Mühlens: Wenn wir von „offenem Datenaustausch“ sprechen, meinen wir, dass wir hierfür offene Standards verwenden. Sie können von jedem gelesen, verstanden und weiterverarbeitet werden. Proprioritäre Formate haben keine Zukunft, das ist allen Markbeteiligten bewusst. Und wird übrigens auch von den europäischen Regulierungsbehörden in unserem Umfeld immer mehr als kritischer Faktor gesehen.

Gibt es unter den führenden Software-Anbietern gemeinsame Anstrengungen im Hinblick auf offene Standards, und wie sehen diese ggf. aus?

Mühlens: Ja, die gibt es. Und das ist auch gut so, denn alleine kann und will AmpereSoft den Markt nicht verändern. Standards können niemals in egoistischem Vorgehen entstehen. Sie sind immer ein Ergebnis von gemeinsamen Abstimmungen. Das ist manchmal anstrengend und zeitintensiv – aber das Ergebnis lohnt sich! Ein Beispiel hierfür ist der eCl@ss CAx Arbeitskreis, in dem alle führenden CAE-Hersteller und einige bedeutende Komponentenhersteller an einem Tisch sitzen.

Wie beurteilen Sie derzeit die Qualität der in den einschlägigen Datenbanken vorhandenen Daten?

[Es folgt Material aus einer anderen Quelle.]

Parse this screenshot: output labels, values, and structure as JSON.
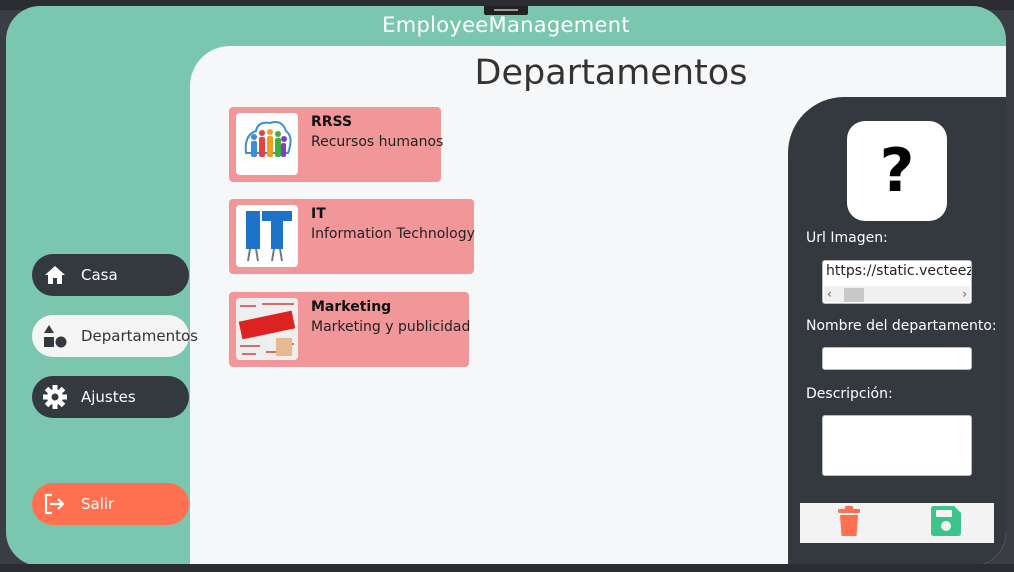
{
  "app": {
    "title": "EmployeeManagement"
  },
  "page": {
    "title": "Departamentos"
  },
  "nav": {
    "items": [
      {
        "label": "Casa",
        "icon": "home-icon"
      },
      {
        "label": "Departamentos",
        "icon": "shapes-icon",
        "active": true
      },
      {
        "label": "Ajustes",
        "icon": "gear-icon"
      }
    ],
    "logout": {
      "label": "Salir",
      "icon": "logout-icon"
    }
  },
  "departments": [
    {
      "name": "RRSS",
      "description": "Recursos humanos",
      "image": "people-logo"
    },
    {
      "name": "IT",
      "description": "Information Technology",
      "image": "it-letters"
    },
    {
      "name": "Marketing",
      "description": "Marketing y publicidad",
      "image": "marketing-collage"
    }
  ],
  "editor": {
    "image_icon": "question-mark-icon",
    "image_glyph": "?",
    "url_label": "Url Imagen:",
    "url_value": "https://static.vecteezy.",
    "name_label": "Nombre del departamento:",
    "name_value": "",
    "description_label": "Descripción:",
    "description_value": "",
    "delete_icon": "trash-icon",
    "save_icon": "save-icon"
  },
  "colors": {
    "accent": "#7ac6ae",
    "card": "#f1979a",
    "dark": "#34383f",
    "logout": "#ff7050",
    "delete": "#ff7050",
    "save": "#3cc48a"
  }
}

Mühlens: Oft geht es nur darum, Daten von möglichst vielen Produkten von möglichst vielen Herstellern anzubieten. Das ist natürlich erst einmal nicht schlecht, aber ein wirklicher Mehrwert durch das Beschleunigen des Engineerings und die zuverlässige Anwendbarkeit der Daten in der automatisierten Fertigung entsteht erst mit dem hohen Detaillierungsgrad von standardisierten Produktdaten wie in eCl@ss Advanced. Und die Hersteller freuen sich, dass sie ihre Produktdaten nur einmal und in nur einem Standard liefern müssen.

Was wird Sie im kommenden Jahrzehnt bei der Entwicklung neuer Lösungen am meisten beschäftigen?

Mühlens: Wie auch in der Vergangenheit wird die Arbeit in unserem Unternehmen auch in Zukunft immer angetrieben sein von den Anforderungen unserer Anwender. Heute sind dies viele spannende Themen im Umfeld von Industrie 4.0 – und da ist noch lange kein Ende in Sicht. Manches werden wir selber innovativ vorantreiben, anderes wird sich aus Themen wie z.B. ‚Augmented Reality‘ und ‚künstlicher Intelligenz‘ ergeben. In Forschungsprojekten beschäftigen wir uns zudem bereits mit sogenannten Smart Services, also digitalisierten ’schlauen‘ Dienstleistungen. Auch das wird spannend für das zukünftige Engineering.